Encontros e desencontros entre a abordagem e as leis argentinas sobre inclusão em sala de aula

Por Dámaris Castillo


Introdução

Com certeza, o começo da primeira década do presente século está (e estará) fortemente marcada pela aparição de novas leis que, em parte, conformavam uma dívida do Estado nacional. O artigo 75, inciso 22, da nossa Constituição Nacional (a Lei Fundamental) adicionou no ano 1994 a partir da reforma constitucional um novo marco regulatório pelo qual muitos instrumentos internacionais passaram a ter igual nível hierárquico do que a CN.


Isto significou que, desde esse momento, os juízes ao exercerem o controle difuso na aplicação da norma, agora (também) deveriam levar em conta os Tratados e Convenções aceitos pelo Congresso em exercício das suas funções. Porém, a coisa não acaba com isto. Os instrumentos internacionais fonte do direito nacional precisam para serem postos em prática de leis operatórias. Essa era a grande dívida do Estado em relação a muitos direitos consagrados nesses Tratados: saúde, liberdade, interesse superior das crianças, educação, etc.


Três das leis que marcaram uma guia no exercício de direitos fundamentais explícitos na reforma de 1994 foram: a lei 25.673 que criou o Programa de Saúde Sexual e Procriação Responsável do ano 2002, a lei 26.150 que estabeleceu o Programa Nacional de Educação Sexual (mais conhecida como ESI) do ano 2006 e a lei 26.378 que aprovou a Convenção sobre os Direitos das Pessoas Deficientes junto com seu protocolo facultativo do ano 2008. Muito vem se debatendo em relação a estas leis como assim também em relação a sua aplicação progressiva e às mudanças significativas que repercutiram no interior das salas de aula do nosso país. Quais os principais lineamentos delas? Como aplicá-las? Os professores estão formados para poder também, como “juízes” dentro das salas, fazê-las respeitar? Que problemas configuram “desencontros” com as leis? Por quê? Quem tem o dever de criar os espaços de formação? É possível? Qual é o papel do habitus dos professores? Podem esses problemas limitar a efetiva aplicação das leis na escola?
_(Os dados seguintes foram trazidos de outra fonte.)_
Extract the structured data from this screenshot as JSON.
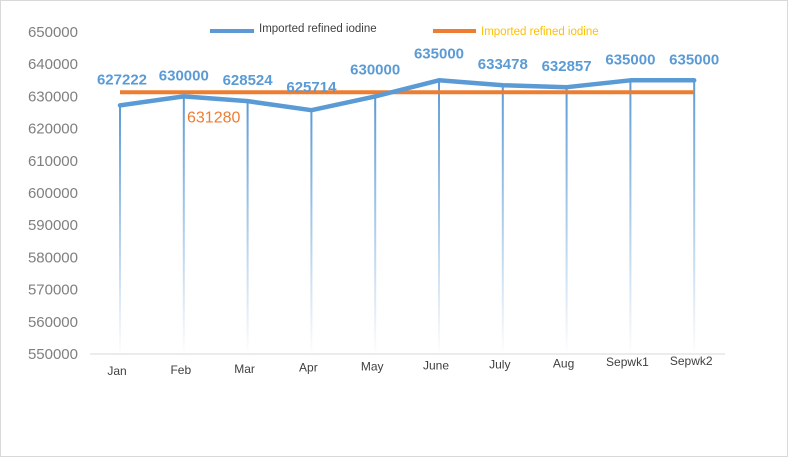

No desenvolvimento farei uma análise sobre os principais lineamentos dessas leis que trouxeram um especial debate social no seu tempo e, inclusive, até hoje em dia. Proponho-me analisar as leis nomeadas no parágrafo anterior à luz das ideias principais desenvolvidas durante a pesquisa que formou parte do mestrado da autora Ademilde Félix no ano 1998 na cidade de Campinas, Brasil.


2. Desenvolvimento

2.1 AS LEIS E SEUS LINEAMENTOS PRINCIPAIS

2.1.a A Lei 25.673 de “Programa de Saúde Sexual e Procriação Responsável”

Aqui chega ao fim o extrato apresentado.